He got so much elation out of this resolve that from the electric car to Rodney Temple's house he walked with a swinging stride, whistling tunelessly beneath his breath. He tried to think he was delivered from an extraordinary obsession and restored to health and sanity. He planned to initiate Ashley as the new chargé d'affaires without the necessity on his part of seeing Miss Guion again.

And yet, when he opened the door with his latch-key and saw a note lying on the table in the hail, his heart bounded as though it meant to stop beating. It was sheer premonition that made him think the letter was for him. He stooped and read the address before he had taken off his hat and while he was still tugging at his gloves:

Peter Davenant, Esq.,
31 Charlesbank.

It was premonition again that told him the contents before he had read a line:

Dear Mr. Davenant,—If you are quite free this evening, could you look in on me again? Don't come unless you have really nothing else to do. Yours sincerely,

Olivia Guion.

He looked at his watch. It was only half-past eight. "I've no excuse for not going," he said to himself. He made it clear to his heart that he regretted the necessity. After the brave decisions to which he had come, decisions which he might have put into execution, it was a call backward, a retrogression. He began already to be afraid that he might not be so resolute a second time. But he had no excuse for not going. That fact took the matter out of his hands. There was nothing to do but to crumple the letter into his pocket, take down his evening overcoat from its peg, and leave the house before any one knew he had entered.

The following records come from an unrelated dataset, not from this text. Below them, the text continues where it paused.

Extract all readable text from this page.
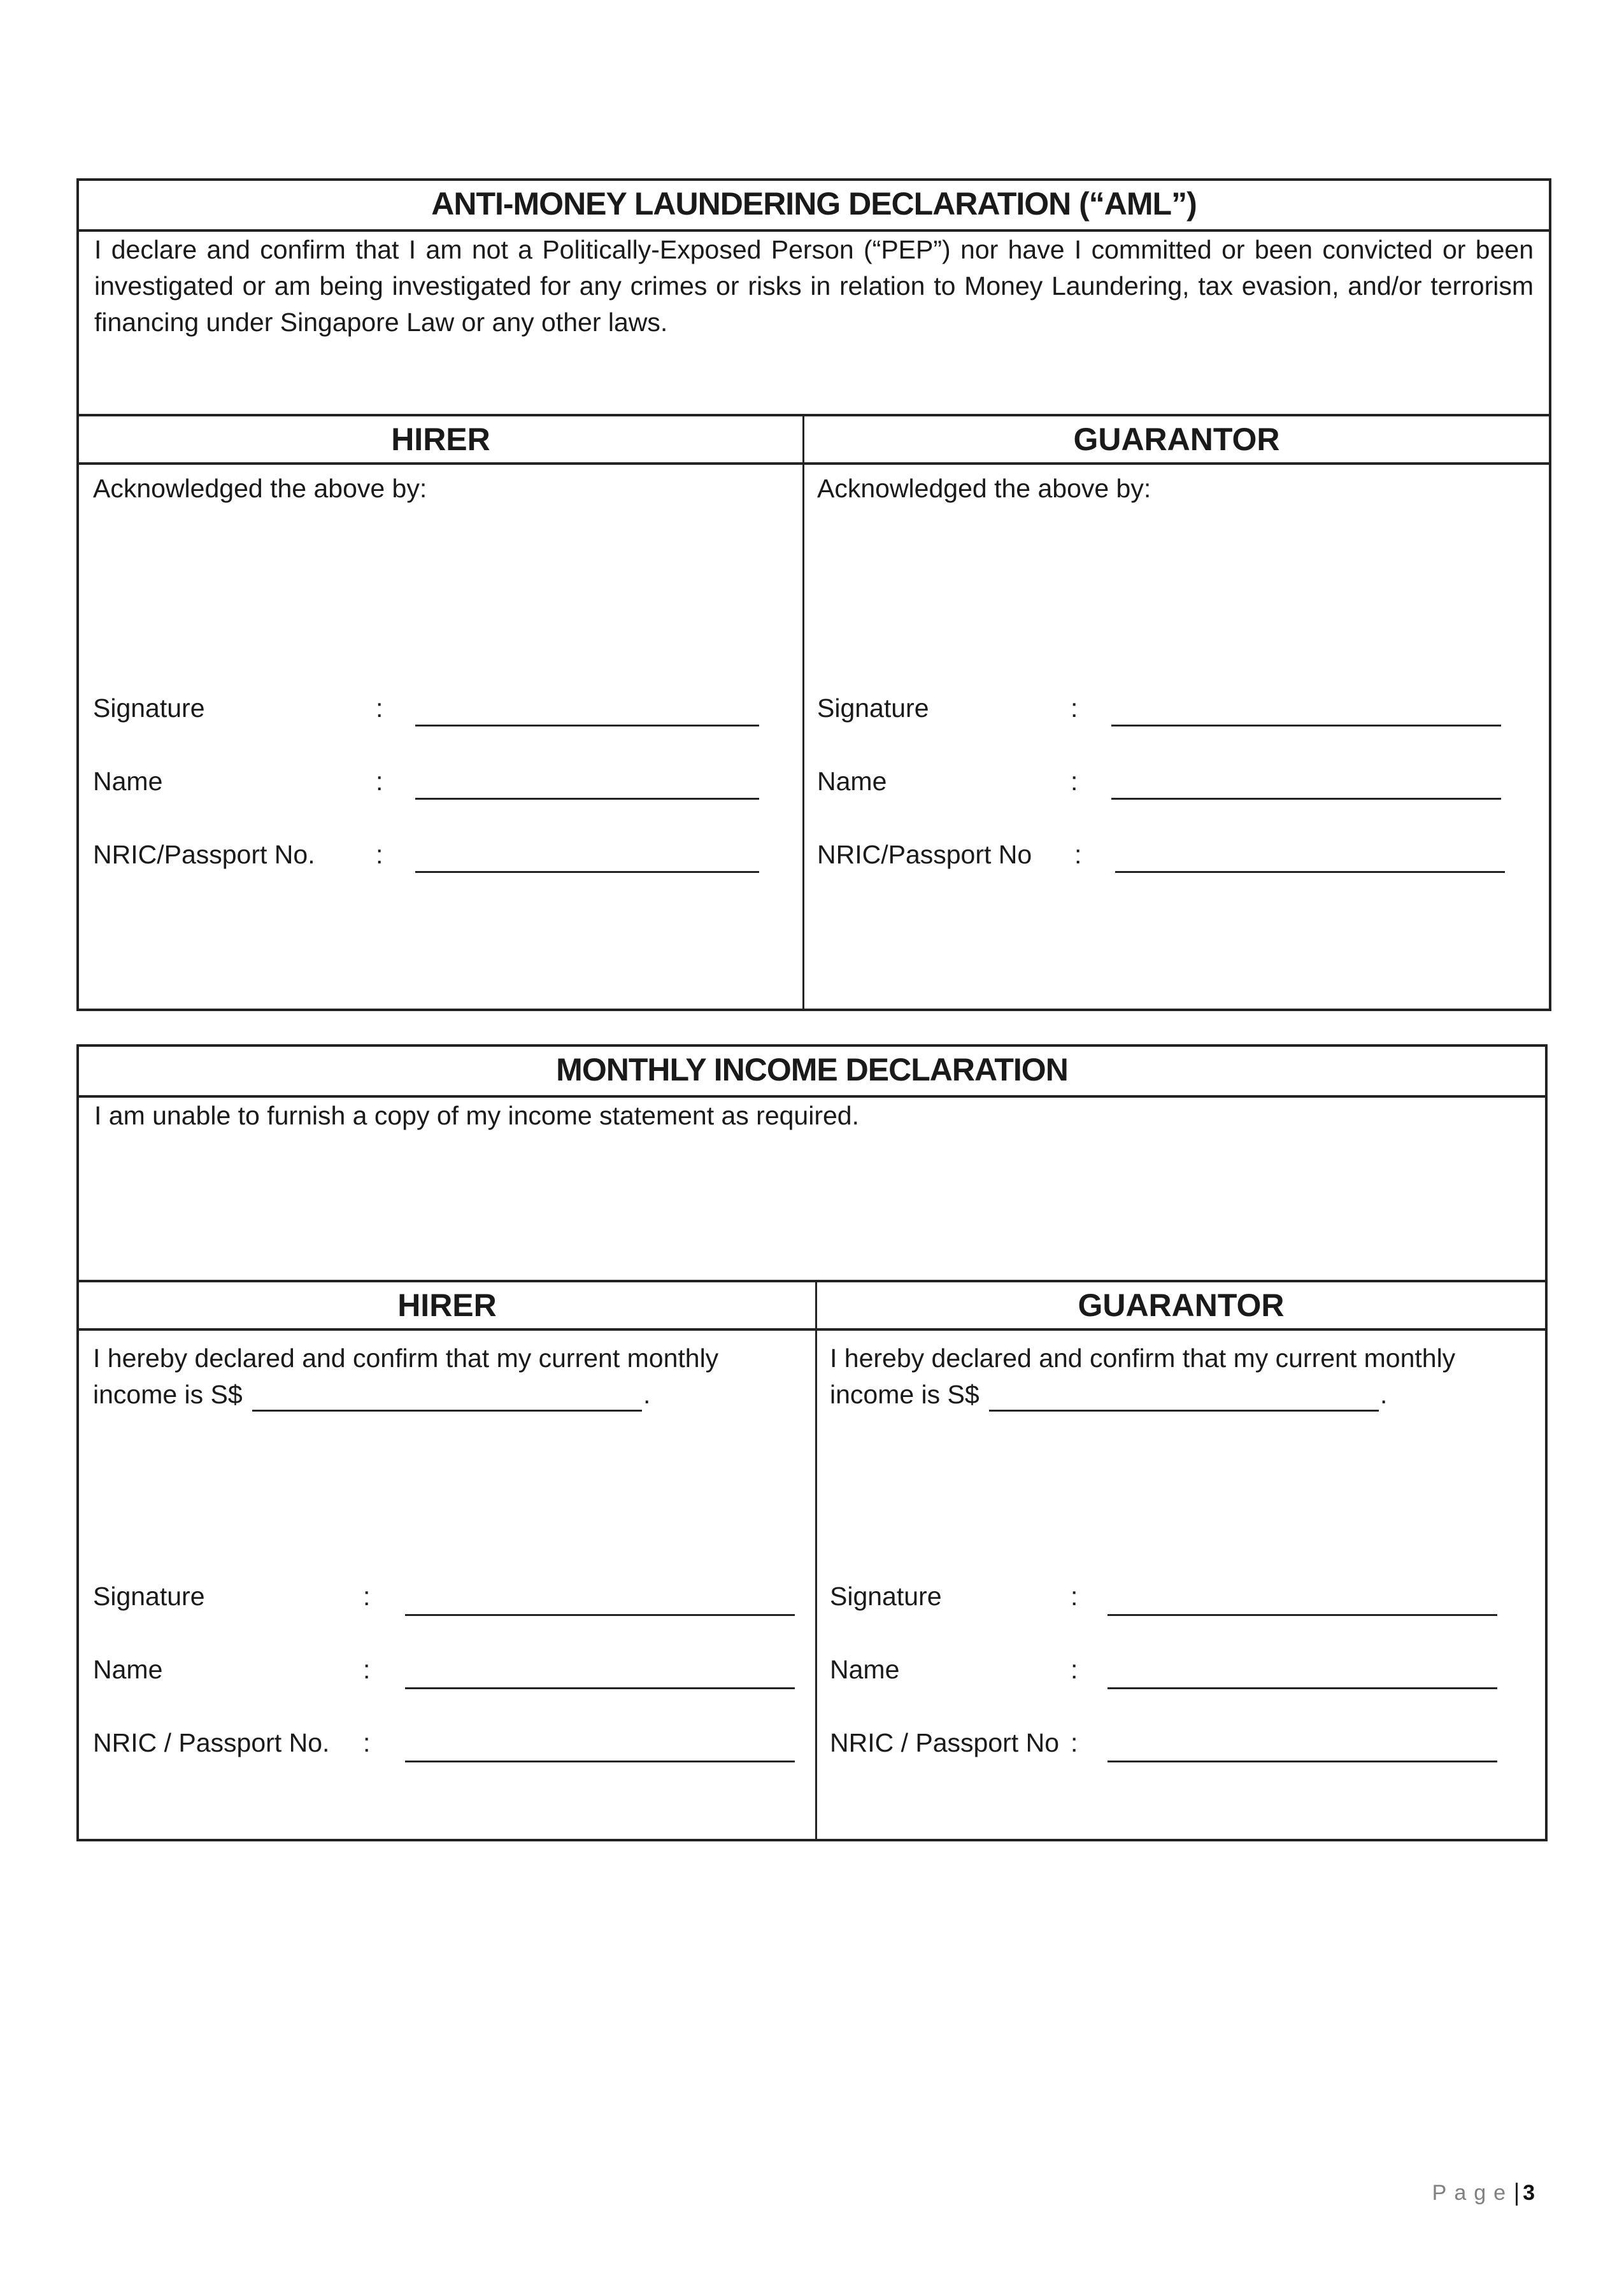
ANTI-MONEY LAUNDERING DECLARATION (“AML”)
I declare and confirm that I am not a Politically-Exposed Person (“PEP”) nor have I committed or been convicted or been investigated or am being investigated for any crimes or risks in relation to Money Laundering, tax evasion, and/or terrorism financing under Singapore Law or any other laws.
HIRER
Acknowledged the above by:
Signature	:
Name	:
NRIC/Passport No. :
GUARANTOR
Acknowledged the above by:
Signature	:
Name	:
NRIC/Passport No :
MONTHLY INCOME DECLARATION
I am unable to furnish a copy of my income statement as required.
HIRER
I hereby declared and confirm that my current monthly
income is S$	.
Signature	:
Name	:
NRIC / Passport No. :
GUARANTOR
I hereby declared and confirm that my current monthly
income is S$	.
Signature	:
Name	:
NRIC / Passport No :
Page 3
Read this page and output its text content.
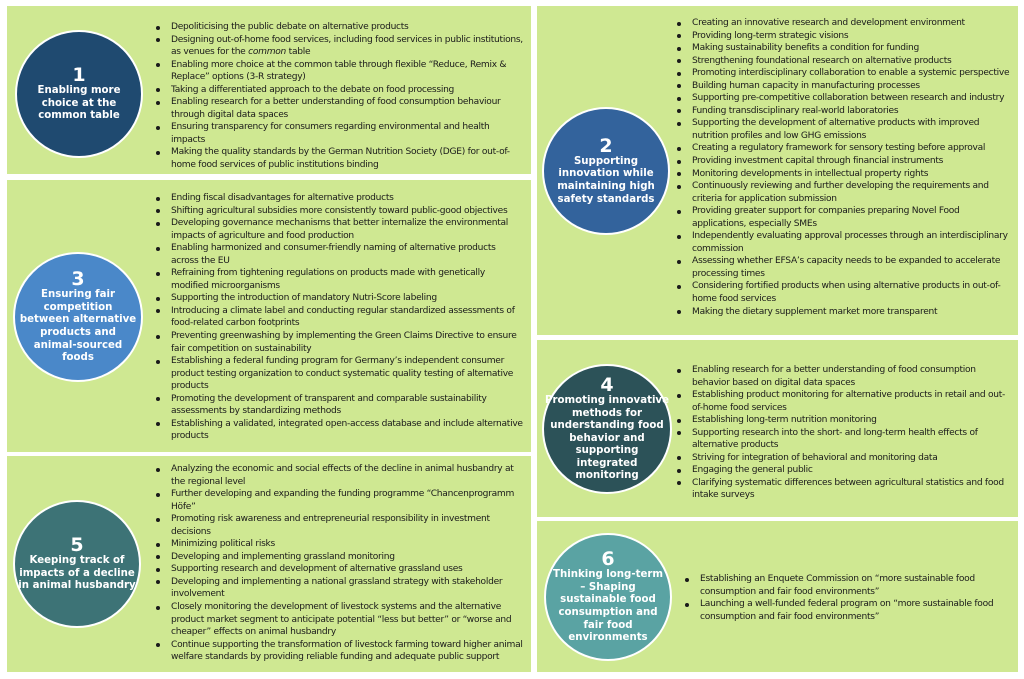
1
Enabling more choice at the common table
Depoliticising the public debate on alternative products
Designing out-of-home food services, including food services in public institutions, as venues for the common table
Enabling more choice at the common table through flexible “Reduce, Remix & Replace” options (3-R strategy)
Taking a differentiated approach to the debate on food processing
Enabling research for a better understanding of food consumption behaviour through digital data spaces
Ensuring transparency for consumers regarding environmental and health impacts
Making the quality standards by the German Nutrition Society (DGE) for out-of-home food services of public institutions binding
3
Ensuring fair competition between alternative products and animal-sourced foods
Ending fiscal disadvantages for alternative products
Shifting agricultural subsidies more consistently toward public-good objectives
Developing governance mechanisms that better internalize the environmental impacts of agriculture and food production
Enabling harmonized and consumer-friendly naming of alternative products across the EU
Refraining from tightening regulations on products made with genetically modified microorganisms
Supporting the introduction of mandatory Nutri-Score labeling
Introducing a climate label and conducting regular standardized assessments of food-related carbon footprints
Preventing greenwashing by implementing the Green Claims Directive to ensure fair competition on sustainability
Establishing a federal funding program for Germany’s independent consumer product testing organization to conduct systematic quality testing of alternative products
Promoting the development of transparent and comparable sustainability assessments by standardizing methods
Establishing a validated, integrated open-access database and include alternative products
5
Keeping track of impacts of a decline in animal husbandry
Analyzing the economic and social effects of the decline in animal husbandry at the regional level
Further developing and expanding the funding programme “Chancenprogramm Höfe”
Promoting risk awareness and entrepreneurial responsibility in investment decisions
Minimizing political risks
Developing and implementing grassland monitoring
Supporting research and development of alternative grassland uses
Developing and implementing a national grassland strategy with stakeholder involvement
Closely monitoring the development of livestock systems and the alternative product market segment to anticipate potential “less but better” or “worse and cheaper” effects on animal husbandry
Continue supporting the transformation of livestock farming toward higher animal welfare standards by providing reliable funding and adequate public support
2
Supporting innovation while maintaining high safety standards
Creating an innovative research and development environment
Providing long-term strategic visions
Making sustainability benefits a condition for funding
Strengthening foundational research on alternative products
Promoting interdisciplinary collaboration to enable a systemic perspective
Building human capacity in manufacturing processes
Supporting pre-competitive collaboration between research and industry
Funding transdisciplinary real-world laboratories
Supporting the development of alternative products with improved nutrition profiles and low GHG emissions
Creating a regulatory framework for sensory testing before approval
Providing investment capital through financial instruments
Monitoring developments in intellectual property rights
Continuously reviewing and further developing the requirements and criteria for application submission
Providing greater support for companies preparing Novel Food applications, especially SMEs
Independently evaluating approval processes through an interdisciplinary commission
Assessing whether EFSA’s capacity needs to be expanded to accelerate processing times
Considering fortified products when using alternative products in out-of-home food services
Making the dietary supplement market more transparent
4
Promoting innovative methods for understanding food behavior and supporting integrated monitoring
Enabling research for a better understanding of food consumption behavior based on digital data spaces
Establishing product monitoring for alternative products in retail and out-of-home food services
Establishing long-term nutrition monitoring
Supporting research into the short- and long-term health effects of alternative products
Striving for integration of behavioral and monitoring data
Engaging the general public
Clarifying systematic differences between agricultural statistics and food intake surveys
6
Thinking long-term – Shaping sustainable food consumption and fair food environments
Establishing an Enquete Commission on “more sustainable food consumption and fair food environments”
Launching a well-funded federal program on “more sustainable food consumption and fair food environments”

The night was mild. It was so soft and scented that it might have been in June. From the stars and the street-lamps and the line of electrics along the water's edge there was just light enough to show the surface of the river, dim and metallic, and the wisps of vapor hovering above the marshes. In the east, toward Cambridge and beyond Boston, the sky was bright with the simulation of the dawn that precedes the moonrise.

His heart was curiously heavy. If he walked rapidly it was none the less reluctantly. For the first time since he had taken part and lot in the matter in hand he had no confidence in himself. He had ceased to be able to say, "I'm not in love with her," while he had no other strengthening formula to put in its place.

Algonquin Avenue, which older residents still called Rodney Lane, was as still and deserted as a country road. The entry gate to Tory Hill clicked behind him with curious, lonely loudness. The gravel crunched in the same way beneath his tread. Looking up at the house, he saw neither light nor sign of living. There was something stricken and sinister about the place.